I was talking to Brian the other day getting an update on the ministry this fall. It has been an encouraging first half of the semester with over 200 freshmen and transfers participating in the semesters kick off party. One of the guys who came was a sophomore transfer from Utah named Marcus. Marcus’ new roommates are also sophomores and a part of the RUF ministry. They invited Marcus, and he showed up and had a good time. Brian met him for the first time a couple of days later at the first weekly large group meeting, a weekly time of worship and teaching. Marcus had no real church background; he thinks his grandparents were Methodist, but he told Brian he had no idea what the Bible actually teaches about God’s love. He was so excited. He has plugged into one of the small group Bible studies and is large group every week. Marcus meets with Brian regularly and is clearly hungry for the gospel. He has not made a profession of faith yet, and Brian asks that we would be praying for Marcus and his roommates who are excited but also experiencing relational evangelism for the first time.
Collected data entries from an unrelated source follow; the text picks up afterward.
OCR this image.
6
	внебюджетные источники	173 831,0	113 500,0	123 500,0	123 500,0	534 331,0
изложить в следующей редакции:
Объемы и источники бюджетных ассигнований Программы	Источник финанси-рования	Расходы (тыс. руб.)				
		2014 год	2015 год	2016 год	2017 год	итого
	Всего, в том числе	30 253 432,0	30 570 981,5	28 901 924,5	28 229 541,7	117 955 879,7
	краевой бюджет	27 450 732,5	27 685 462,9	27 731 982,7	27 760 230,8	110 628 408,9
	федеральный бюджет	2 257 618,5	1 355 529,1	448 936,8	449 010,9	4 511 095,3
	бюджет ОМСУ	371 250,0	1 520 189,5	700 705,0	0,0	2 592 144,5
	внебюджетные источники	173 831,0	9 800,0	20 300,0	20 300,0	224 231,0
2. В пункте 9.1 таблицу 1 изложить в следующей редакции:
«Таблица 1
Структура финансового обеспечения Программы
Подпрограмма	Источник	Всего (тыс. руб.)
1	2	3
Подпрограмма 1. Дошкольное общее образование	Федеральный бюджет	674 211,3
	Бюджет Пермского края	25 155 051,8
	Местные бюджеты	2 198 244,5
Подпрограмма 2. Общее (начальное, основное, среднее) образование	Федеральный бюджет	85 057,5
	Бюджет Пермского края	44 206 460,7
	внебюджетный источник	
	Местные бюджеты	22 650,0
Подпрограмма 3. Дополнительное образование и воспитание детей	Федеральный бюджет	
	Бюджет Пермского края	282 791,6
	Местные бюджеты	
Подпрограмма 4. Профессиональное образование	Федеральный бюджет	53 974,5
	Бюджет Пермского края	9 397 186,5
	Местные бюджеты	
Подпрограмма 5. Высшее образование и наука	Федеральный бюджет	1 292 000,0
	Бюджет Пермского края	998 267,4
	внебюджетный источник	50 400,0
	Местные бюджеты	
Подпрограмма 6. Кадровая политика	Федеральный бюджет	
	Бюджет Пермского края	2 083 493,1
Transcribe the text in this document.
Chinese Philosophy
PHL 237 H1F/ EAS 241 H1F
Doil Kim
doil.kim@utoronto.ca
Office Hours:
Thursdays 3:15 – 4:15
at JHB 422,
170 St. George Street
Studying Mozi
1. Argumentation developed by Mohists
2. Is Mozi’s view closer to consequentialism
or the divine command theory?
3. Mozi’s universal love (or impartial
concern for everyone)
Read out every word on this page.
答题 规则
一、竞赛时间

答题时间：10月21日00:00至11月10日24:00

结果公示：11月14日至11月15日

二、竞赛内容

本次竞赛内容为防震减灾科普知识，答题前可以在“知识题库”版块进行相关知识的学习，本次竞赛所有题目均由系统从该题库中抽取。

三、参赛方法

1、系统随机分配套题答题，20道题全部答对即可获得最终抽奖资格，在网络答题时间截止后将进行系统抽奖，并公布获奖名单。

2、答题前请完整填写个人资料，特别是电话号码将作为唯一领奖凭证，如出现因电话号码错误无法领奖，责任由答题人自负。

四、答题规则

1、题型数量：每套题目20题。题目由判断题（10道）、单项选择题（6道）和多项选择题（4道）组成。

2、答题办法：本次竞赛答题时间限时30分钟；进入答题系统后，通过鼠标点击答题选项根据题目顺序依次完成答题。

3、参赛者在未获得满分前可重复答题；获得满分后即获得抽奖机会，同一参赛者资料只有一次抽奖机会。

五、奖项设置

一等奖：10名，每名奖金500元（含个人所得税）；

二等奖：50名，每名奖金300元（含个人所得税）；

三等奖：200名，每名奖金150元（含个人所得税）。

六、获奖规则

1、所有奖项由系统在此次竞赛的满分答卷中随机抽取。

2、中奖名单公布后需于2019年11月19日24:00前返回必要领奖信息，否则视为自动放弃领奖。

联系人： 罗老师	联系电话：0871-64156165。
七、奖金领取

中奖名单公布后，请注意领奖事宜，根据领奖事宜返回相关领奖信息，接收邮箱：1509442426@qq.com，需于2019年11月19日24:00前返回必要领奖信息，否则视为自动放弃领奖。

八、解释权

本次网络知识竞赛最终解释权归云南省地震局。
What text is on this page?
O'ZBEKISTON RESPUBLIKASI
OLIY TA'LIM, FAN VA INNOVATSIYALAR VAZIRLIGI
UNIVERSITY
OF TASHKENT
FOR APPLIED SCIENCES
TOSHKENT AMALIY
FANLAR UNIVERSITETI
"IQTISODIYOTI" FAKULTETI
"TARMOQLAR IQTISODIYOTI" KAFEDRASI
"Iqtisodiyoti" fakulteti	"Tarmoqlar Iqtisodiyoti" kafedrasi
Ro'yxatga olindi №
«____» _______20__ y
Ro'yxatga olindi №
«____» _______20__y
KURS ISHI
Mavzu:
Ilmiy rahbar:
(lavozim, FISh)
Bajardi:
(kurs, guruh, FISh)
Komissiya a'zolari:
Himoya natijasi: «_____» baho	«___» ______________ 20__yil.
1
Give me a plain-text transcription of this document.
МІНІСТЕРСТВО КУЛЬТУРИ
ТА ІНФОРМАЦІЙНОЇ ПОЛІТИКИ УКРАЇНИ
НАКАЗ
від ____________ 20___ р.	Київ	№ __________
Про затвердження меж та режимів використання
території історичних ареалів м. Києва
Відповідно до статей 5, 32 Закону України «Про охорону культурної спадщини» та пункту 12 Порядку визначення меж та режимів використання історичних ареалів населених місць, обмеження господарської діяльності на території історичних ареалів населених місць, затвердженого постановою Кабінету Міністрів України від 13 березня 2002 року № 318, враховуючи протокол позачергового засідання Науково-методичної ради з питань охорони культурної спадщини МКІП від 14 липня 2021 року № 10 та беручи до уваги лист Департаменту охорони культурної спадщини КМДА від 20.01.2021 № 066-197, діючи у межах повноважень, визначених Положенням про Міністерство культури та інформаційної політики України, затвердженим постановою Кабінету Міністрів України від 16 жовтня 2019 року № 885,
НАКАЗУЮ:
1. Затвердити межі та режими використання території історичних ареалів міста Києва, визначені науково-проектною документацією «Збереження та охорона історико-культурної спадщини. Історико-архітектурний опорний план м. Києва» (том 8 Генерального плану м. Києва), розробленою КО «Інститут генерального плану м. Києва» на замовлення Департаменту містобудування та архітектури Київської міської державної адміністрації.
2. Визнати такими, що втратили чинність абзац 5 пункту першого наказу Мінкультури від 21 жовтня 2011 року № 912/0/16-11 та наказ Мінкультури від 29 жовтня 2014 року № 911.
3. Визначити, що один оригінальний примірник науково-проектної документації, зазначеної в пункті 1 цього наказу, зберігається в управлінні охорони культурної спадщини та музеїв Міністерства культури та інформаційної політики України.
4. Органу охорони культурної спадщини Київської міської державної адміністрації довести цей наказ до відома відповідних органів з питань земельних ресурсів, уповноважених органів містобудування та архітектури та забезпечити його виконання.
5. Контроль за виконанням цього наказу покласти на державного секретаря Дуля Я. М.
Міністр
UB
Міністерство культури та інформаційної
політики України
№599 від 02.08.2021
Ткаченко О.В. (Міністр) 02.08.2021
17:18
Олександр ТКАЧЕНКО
Brian also told me about Maureen, she is a returning upperclassman. Two years ago she started coming to RUF and began to meet with Brian. Maureen was also experiencing the Good News of the gospel for the first time. She was struggling with identity issues, love, and acceptance. The sweet truths of God’s love drew her in, and she made a profession of faith, was baptized, and became a member of All Soul’s. She soon left for a year of study abroad. Sadly, she did not plug into a church while she studied in Canada and when Maureen returned to Boise State she did not jump right back into RUF.  She did, however, start faithfully attending All Soul’s. Brian says that she is now meeting with him, and the relationship is solid, but she may not engage with RUF as fully as she did in the past. She has had some challenges to her faith while she was away and has changed and matured in other ways. But thanks to RUF’s relationship with All Soul’s, she knew she had a church home even if she felt she was perhaps less a part of the campus life of Boise State. She had been taught the difference between being a part of RUF and being a member of the local church.

These are the kinds of stories I need to hear. It encourages my heart to hear about young people being discipled, coming to faith, being baptized, and enfolded into the local church. It is such blessing to be able to partner with, celebrate, and share the weight with Brian and Maggie as well as campus staff Alex Bosgraft and campus intern Matt Arends.